“It’s tough to make predictions, especially about the future.” – Yogi Berra
Forecasting the energy sector is no exception. Each year brings unexpected twists, market shifts, and geopolitical developments that make forecasting this sector especially challenging.
As we close out 2024, it’s time to assess how this year’s energy predictions fared and what they tell us about the dynamic nature of the industry. At the beginning of each year, I make several predictions about the energy sector. You can see those predictions and read the context in From Oil Production to Energy Policies, 2024 Energy Sector Predictions.
These predictions are designed to be specific, measurable, and meaningful, providing a clear benchmark to assess their accuracy at year-end. Below is an evaluation of five major predictions made for 2024, along with a final verdict on their outcomes.
1. Total U.S. oil production will again set a new annual production record.
Outcome: Correct.
This prediction was straightforward, as U.S. oil production had already reached record levels in 2023. The momentum continued in 2024, with U.S. oil production once again setting a new world record for annual output by nearly 3%. This achievement underscores the ongoing strength and resilience of the U.S. oil industry, driven by advancements in technology and robust demand.
2. The daily average price of WTI in 2024 will be between $70/bbl and $75/bbl.
Outcome: Incorrect, but very close.
The prediction came tantalizingly close to being correct. Through December 16, the average daily price of West Texas Intermediate (WTI) crude oil was $76.88 per barrel, narrowly exceeding the predicted range. Despite some volatility in oil prices throughout the year, this slight miss reflects how close the actual outcome was to the projection. Even with oil prices dipping below $70 toward year-end, the cumulative average remained above the $75 upper limit, missing the target by just 2.5%.
3. The Biden Administration won’t replace more than 10% of the oil removed from the SPR since Biden was inaugurated.
Outcome: Incorrect.
This prediction assumed that the Biden Administration would pause replenishing the Strategic Petroleum Reserve (SPR) in the lead-up to the 2024 election. The prediction was based on the removal of 287 million barrels from the SPR since President Biden’s inauguration, suggesting that no more than 28.7 million barrels would be replaced.
Contrary to expectations, the administration consistently purchased oil in small increments throughout the year, leading to a total of 46.3 million barrels replenished by December. This represented more than 16% of the barrels withdrawn, surpassing the prediction threshold.

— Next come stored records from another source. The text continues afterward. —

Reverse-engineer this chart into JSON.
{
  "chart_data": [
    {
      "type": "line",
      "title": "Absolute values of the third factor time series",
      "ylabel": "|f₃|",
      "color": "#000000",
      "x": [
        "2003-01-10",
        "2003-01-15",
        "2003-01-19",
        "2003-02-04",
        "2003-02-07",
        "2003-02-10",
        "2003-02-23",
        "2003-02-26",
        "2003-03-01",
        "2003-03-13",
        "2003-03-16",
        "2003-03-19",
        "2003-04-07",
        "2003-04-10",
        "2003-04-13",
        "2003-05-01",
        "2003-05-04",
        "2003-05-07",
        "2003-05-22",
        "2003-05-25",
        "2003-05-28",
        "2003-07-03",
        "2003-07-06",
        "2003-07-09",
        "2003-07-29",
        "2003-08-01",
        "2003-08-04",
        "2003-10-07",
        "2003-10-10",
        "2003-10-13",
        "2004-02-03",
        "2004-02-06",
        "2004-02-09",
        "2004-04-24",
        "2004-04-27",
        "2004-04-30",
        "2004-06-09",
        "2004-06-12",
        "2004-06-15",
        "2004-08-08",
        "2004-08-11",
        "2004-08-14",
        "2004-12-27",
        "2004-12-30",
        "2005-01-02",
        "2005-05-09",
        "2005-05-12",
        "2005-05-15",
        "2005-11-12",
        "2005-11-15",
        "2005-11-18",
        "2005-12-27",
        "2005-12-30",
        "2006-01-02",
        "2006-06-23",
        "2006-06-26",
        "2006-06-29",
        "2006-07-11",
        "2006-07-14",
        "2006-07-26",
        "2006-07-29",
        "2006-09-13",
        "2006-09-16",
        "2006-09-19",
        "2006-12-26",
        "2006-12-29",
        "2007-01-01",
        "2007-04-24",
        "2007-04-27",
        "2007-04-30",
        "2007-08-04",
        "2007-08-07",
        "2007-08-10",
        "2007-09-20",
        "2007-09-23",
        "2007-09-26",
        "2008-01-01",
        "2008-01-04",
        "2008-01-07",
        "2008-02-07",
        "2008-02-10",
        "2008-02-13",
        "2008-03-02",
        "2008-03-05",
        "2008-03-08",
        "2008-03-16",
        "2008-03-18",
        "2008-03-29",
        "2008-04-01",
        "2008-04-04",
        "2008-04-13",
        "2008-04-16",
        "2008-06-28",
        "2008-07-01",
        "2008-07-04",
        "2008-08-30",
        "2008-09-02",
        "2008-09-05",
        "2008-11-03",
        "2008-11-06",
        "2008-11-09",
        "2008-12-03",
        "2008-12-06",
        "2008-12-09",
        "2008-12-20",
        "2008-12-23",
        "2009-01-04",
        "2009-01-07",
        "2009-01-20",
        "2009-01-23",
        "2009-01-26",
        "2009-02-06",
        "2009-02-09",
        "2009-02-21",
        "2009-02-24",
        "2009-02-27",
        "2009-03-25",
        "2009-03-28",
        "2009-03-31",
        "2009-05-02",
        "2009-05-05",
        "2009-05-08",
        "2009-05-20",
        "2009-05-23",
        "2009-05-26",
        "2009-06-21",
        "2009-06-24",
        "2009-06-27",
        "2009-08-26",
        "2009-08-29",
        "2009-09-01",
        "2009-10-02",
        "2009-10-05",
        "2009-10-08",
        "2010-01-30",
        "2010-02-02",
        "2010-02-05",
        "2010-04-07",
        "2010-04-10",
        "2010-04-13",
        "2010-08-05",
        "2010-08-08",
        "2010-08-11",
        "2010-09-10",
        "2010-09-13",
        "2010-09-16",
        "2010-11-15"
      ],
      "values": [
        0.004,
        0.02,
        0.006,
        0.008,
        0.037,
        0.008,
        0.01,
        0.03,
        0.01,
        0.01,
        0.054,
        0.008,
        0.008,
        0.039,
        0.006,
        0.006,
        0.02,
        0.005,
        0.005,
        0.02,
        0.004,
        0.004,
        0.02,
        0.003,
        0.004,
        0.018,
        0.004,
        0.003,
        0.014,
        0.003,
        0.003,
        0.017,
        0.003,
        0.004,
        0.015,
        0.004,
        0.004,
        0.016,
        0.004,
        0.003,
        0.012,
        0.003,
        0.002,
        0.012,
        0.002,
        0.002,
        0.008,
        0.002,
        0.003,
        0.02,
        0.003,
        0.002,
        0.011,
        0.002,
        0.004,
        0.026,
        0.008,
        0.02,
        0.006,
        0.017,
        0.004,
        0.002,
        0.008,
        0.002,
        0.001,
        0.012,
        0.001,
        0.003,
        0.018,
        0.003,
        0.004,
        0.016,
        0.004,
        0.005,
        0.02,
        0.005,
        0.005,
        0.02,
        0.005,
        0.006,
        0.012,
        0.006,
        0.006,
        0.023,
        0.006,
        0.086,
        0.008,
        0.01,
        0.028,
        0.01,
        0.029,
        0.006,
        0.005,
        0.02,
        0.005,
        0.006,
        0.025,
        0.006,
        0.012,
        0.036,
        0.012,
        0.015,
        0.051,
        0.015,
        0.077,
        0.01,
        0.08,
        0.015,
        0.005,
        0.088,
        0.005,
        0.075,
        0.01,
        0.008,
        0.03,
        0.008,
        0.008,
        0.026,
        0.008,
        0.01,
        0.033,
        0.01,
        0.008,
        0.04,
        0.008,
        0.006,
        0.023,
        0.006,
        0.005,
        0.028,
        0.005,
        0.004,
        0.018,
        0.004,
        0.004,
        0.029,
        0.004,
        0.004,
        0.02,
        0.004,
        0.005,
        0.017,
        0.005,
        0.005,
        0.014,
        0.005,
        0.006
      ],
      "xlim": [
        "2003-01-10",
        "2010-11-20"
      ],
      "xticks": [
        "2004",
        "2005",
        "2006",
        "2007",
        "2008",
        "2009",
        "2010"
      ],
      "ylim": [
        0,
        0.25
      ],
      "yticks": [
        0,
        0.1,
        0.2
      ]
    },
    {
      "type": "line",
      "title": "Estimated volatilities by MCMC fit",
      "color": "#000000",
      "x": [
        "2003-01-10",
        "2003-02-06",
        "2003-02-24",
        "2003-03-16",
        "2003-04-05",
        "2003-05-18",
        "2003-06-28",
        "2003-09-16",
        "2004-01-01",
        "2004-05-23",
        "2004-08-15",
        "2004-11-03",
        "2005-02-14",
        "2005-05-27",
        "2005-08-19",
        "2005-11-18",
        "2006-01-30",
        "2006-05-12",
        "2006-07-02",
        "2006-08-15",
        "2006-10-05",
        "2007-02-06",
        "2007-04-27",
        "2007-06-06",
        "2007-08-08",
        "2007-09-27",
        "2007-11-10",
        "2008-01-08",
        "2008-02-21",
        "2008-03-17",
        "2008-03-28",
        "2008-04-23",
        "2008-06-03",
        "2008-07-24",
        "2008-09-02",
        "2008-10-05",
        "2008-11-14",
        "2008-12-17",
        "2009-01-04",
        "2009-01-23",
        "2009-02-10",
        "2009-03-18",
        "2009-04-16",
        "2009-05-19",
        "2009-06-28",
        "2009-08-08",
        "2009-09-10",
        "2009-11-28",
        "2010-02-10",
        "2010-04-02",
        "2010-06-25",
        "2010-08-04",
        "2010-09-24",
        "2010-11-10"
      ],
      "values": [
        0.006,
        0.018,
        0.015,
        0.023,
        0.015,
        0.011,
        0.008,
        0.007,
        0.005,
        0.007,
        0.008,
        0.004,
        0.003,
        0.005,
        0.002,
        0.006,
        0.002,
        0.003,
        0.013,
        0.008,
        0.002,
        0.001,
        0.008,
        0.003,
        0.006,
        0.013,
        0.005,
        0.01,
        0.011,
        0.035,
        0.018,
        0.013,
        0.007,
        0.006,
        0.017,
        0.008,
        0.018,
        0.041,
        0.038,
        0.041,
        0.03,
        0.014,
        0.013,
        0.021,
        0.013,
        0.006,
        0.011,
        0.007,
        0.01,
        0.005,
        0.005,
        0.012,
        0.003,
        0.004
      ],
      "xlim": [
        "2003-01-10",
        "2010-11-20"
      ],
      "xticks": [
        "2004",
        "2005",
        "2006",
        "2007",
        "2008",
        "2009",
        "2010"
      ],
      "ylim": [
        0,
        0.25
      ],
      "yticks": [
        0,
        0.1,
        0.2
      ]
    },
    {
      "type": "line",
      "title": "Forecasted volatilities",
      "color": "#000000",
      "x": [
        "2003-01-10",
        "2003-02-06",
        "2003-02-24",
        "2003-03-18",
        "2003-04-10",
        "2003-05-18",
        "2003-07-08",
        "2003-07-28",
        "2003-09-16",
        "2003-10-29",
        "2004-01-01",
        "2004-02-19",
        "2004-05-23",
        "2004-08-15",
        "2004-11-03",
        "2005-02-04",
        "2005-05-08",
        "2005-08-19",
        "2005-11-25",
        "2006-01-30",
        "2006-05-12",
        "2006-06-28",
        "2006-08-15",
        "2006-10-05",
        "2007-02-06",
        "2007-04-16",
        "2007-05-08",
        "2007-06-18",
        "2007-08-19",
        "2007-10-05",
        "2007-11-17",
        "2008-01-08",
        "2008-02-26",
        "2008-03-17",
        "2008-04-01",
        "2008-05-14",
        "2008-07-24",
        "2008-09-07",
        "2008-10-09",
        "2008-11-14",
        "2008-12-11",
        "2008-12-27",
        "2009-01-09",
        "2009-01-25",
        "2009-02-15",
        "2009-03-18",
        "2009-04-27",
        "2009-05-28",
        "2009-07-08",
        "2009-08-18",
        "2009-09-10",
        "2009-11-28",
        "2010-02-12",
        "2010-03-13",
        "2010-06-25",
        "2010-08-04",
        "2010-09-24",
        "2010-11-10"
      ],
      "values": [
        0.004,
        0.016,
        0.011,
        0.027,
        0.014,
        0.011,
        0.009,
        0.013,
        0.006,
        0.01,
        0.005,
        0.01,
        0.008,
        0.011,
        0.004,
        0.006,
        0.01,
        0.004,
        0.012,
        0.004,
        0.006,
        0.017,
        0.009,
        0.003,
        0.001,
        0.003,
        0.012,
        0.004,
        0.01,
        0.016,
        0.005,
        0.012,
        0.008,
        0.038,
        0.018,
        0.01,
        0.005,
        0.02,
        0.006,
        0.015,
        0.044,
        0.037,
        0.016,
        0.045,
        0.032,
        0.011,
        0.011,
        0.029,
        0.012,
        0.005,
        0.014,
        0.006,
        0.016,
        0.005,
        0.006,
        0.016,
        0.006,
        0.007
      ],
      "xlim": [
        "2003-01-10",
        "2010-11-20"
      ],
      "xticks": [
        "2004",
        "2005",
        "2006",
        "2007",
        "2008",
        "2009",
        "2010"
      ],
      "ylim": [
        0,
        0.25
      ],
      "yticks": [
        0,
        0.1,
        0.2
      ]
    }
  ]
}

4. The average natural gas price will be higher than it was in 2023.
Outcome: Incorrect.
Despite early optimism for a rebound in natural gas prices after their steep decline in 2023, this prediction did not materialize. The Henry Hub natural gas spot price averaged $2.15 per million British thermal units (MMBtu) through December 16, falling short of 2023’s $2.53/MMBtu average.
Mild winter weather and record U.S. natural gas production contributed to an oversupplied market, offsetting the growing demand for liquefied natural gas (LNG) exports. This miscalculation highlights the unpredictability of natural gas markets, even amid structural demand growth for LNG.
5. The energy sector will return at least 10%.
Outcome: Incorrect.
The prediction that the energy sector, as represented by the Energy Select Sector SPDR ETF (XLE), would return at least 10% proved overly optimistic. Energy prices remained moderate throughout the year, and the sector significantly underperformed the broader market.
As of December 26, the XLE posted a total return of just 4.2%, making it one of the weakest-performing sectors in the S&P 500. This underperformance reflects subdued oil and gas prices and a rotation of investor interest into other sectors like technology and consumer discretionary.
Final Assessment
Overall, the 2024 energy sector predictions had mixed accuracy. The record-breaking U.S. oil production forecast was spot-on, but the remaining predictions missed the mark to varying degrees. However, some of the inaccuracies were narrow, such as the WTI price projection, which came within 2.5% of the upper limit.
Predictions about natural gas prices and the energy sector’s returns proved overly optimistic, influenced by factors like milder-than-expected winter weather and moderate energy prices. The SPR prediction underestimated the administration’s ongoing efforts to replenish reserves, reflecting a misjudgment of political strategy.